Apiculture NZ chief executive Karin Kos said the outcome was extremely disappointing, particularly given the positive prospects the UK market was providing for mānuka honey producers.

The mānuka honey export industry has been growing at a rapid rate, with export sales in 2020 totalling $440m, with the UK and China the top two markets, accounting for 40% of total sale volume.

Mānuka Charitable Trust chair Pita Tipene said the trust was considering its options on a decision that was out of step with existing indigenous IP frameworks.

“This ruling ignores the role of iwi as kaitiaki (guardians) and is insulting to Māori and our culture,” Tipene said.

The efforts to have the mānuka trademark protected in the UK were going to be extended to other trade partners, including the United States and China.

Jason Prior, owner of Down Under Honey in Manawatū, said the decision sets a precedent that will mean other countries, including Chile, Australia and Brazil, will start to market their product as mānuka honey, leveraging off the quality of the NZ mānuka type.

“And we have been picking up quite a bit of business from people who prefer NZ mānuka honey to Australian. We have had five to six customers come to us in the past six months wanting to buy NZ mānuka and swap out Australian,” Prior said.

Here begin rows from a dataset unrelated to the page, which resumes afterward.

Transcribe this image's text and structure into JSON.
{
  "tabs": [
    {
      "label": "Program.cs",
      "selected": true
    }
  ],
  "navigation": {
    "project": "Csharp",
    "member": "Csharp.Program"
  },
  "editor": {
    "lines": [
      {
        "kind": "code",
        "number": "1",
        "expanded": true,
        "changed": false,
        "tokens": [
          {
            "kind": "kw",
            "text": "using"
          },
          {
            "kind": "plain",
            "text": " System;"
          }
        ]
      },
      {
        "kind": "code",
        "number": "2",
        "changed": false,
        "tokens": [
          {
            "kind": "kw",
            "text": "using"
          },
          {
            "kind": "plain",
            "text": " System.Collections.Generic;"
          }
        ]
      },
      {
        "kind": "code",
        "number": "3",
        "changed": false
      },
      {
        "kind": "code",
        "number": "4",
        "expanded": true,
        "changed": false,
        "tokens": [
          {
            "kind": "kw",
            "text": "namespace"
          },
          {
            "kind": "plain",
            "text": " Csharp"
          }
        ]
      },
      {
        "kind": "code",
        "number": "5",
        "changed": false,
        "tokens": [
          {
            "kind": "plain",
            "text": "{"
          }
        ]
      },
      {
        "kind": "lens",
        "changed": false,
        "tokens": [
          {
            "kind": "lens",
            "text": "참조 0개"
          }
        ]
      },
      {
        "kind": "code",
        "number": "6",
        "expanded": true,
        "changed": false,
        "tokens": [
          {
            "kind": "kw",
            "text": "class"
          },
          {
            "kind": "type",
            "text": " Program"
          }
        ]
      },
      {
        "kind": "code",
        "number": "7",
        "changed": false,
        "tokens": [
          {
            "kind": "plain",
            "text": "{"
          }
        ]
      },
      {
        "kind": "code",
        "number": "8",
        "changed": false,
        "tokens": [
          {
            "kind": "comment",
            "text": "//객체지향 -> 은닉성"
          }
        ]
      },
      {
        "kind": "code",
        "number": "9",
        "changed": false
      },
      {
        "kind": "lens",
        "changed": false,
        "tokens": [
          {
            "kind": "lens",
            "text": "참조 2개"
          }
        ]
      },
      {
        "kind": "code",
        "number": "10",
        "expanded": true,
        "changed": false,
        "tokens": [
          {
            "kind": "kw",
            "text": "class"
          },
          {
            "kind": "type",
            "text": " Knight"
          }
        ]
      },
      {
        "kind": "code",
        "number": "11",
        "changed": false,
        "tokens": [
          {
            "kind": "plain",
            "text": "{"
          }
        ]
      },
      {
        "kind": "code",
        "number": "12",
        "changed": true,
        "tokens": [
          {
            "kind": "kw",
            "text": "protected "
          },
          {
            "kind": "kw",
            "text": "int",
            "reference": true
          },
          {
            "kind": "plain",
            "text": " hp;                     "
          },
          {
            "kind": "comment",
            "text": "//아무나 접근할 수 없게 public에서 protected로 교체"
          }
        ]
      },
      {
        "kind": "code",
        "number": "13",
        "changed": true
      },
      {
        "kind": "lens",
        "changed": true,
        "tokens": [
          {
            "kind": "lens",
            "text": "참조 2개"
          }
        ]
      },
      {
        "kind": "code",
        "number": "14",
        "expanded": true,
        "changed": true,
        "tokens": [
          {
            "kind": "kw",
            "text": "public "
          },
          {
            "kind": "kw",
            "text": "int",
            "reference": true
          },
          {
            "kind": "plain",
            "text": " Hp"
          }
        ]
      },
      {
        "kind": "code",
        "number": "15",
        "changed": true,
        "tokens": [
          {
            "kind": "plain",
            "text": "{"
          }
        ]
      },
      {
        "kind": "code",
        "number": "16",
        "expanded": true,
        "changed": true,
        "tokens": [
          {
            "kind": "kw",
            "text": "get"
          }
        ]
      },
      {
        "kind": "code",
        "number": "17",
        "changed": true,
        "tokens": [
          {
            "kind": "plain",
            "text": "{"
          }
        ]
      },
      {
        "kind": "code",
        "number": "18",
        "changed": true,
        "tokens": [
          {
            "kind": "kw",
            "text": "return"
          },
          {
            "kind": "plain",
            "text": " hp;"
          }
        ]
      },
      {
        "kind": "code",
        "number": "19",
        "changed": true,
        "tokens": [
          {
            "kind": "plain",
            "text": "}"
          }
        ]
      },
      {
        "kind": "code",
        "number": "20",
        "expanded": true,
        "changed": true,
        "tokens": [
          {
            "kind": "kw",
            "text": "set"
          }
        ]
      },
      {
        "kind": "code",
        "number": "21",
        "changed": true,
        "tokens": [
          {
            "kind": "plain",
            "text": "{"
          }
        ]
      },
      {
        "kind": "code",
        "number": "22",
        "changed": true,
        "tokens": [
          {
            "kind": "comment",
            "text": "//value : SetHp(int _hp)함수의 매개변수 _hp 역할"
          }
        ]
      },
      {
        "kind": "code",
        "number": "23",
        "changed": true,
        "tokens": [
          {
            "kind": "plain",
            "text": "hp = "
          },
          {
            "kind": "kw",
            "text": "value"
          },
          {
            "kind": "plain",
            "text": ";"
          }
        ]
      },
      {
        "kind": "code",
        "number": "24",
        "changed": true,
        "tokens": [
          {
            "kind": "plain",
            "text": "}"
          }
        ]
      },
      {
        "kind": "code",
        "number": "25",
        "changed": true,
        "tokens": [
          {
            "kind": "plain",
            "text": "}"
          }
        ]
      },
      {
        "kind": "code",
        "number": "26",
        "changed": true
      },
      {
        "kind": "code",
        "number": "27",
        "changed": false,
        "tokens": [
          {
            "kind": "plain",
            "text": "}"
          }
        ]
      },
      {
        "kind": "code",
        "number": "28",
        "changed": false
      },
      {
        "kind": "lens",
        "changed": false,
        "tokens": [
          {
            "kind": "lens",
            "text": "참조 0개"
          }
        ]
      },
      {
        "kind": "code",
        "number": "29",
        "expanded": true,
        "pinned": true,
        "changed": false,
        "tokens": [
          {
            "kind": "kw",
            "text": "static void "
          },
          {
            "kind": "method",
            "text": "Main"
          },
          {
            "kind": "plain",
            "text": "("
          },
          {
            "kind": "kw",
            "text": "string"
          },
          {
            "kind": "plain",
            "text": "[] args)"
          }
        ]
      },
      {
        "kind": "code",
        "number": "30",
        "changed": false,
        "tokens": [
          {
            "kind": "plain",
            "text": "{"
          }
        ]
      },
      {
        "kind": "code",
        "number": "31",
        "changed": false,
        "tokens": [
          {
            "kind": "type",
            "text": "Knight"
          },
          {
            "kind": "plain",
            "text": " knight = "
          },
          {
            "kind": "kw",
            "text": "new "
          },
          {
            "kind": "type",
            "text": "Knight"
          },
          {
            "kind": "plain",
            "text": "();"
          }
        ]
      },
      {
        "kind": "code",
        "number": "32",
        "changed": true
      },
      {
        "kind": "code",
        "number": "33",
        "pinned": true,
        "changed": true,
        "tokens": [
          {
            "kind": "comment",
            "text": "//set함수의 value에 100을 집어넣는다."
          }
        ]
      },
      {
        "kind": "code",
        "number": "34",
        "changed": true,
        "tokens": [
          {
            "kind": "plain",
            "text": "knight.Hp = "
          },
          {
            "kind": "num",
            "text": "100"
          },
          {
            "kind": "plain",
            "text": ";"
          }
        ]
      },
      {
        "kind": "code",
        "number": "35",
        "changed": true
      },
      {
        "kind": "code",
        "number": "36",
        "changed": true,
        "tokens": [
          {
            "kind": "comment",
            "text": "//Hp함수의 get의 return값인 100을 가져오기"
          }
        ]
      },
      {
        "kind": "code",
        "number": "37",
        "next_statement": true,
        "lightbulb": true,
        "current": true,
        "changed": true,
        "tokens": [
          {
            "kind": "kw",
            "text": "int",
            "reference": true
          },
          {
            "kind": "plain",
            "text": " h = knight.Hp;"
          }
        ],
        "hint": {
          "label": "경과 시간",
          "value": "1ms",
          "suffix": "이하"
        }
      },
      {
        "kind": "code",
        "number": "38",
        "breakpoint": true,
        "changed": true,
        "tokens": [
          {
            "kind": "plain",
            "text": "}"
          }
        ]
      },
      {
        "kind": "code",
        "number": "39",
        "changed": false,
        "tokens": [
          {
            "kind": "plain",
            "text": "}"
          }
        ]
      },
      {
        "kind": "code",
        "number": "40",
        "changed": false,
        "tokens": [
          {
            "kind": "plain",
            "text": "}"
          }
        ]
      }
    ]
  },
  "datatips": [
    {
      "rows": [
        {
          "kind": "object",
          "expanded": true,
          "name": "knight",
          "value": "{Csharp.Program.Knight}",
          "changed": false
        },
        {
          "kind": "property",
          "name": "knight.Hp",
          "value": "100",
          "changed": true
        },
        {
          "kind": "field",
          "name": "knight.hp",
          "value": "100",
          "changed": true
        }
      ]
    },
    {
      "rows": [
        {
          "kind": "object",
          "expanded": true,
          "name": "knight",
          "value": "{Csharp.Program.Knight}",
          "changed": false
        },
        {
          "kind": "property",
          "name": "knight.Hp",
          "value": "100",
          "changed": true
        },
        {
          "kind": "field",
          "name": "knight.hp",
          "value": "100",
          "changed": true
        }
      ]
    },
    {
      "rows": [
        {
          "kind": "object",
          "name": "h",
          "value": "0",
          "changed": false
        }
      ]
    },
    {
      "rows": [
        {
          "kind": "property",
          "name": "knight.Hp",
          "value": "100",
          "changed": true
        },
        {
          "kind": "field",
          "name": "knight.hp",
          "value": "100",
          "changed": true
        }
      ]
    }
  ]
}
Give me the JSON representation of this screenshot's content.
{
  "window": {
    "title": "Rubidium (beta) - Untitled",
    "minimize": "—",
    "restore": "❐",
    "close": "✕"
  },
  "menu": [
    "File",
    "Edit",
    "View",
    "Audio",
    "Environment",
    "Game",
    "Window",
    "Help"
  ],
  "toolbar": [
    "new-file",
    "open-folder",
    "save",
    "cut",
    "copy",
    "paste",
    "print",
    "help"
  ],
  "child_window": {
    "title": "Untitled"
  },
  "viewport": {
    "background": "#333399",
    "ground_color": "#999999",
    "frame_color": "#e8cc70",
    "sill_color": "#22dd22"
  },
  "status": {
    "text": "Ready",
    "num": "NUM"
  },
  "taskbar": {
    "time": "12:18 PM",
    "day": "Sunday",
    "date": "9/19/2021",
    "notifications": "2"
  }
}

“There is an awareness there that our quality is better, and taste is preferable. Maybe we are going to have to push the NZ angle with mānuka more.”

He said the decision ran in the face of other provenance-type foods such as Champagne and Parma ham that have enjoyed robust protection.

“To say that just because other producers have used the description who are not from the region or country for some time is a defence for them to keep using it is hardly a reason,” he said.

“The use of the term Champagne in regions other than Champagne was successfully banned well after other countries had adopted it.”

Australian Mānuka Honey Association chair Paul Callander hailed the ruling as “right and fair”.

“The Australian industry has fought hard to protect its rightful interests in this growing market and will continue to do so. This decision is an important one that we hope will be followed by other jurisdictions where trademark certification has been sought,” Callander said.

This ruling ignores the role of iwi as kaitiaki (guardians) and is insulting to Māori and our culture.

Pita Tipene Mānuka Charitable Trust

TASTY: Down Under Honey owner Jason Prior says he has had customers come to him seeking out NZ mānuka on grounds it tastes better than the Australian equivalent.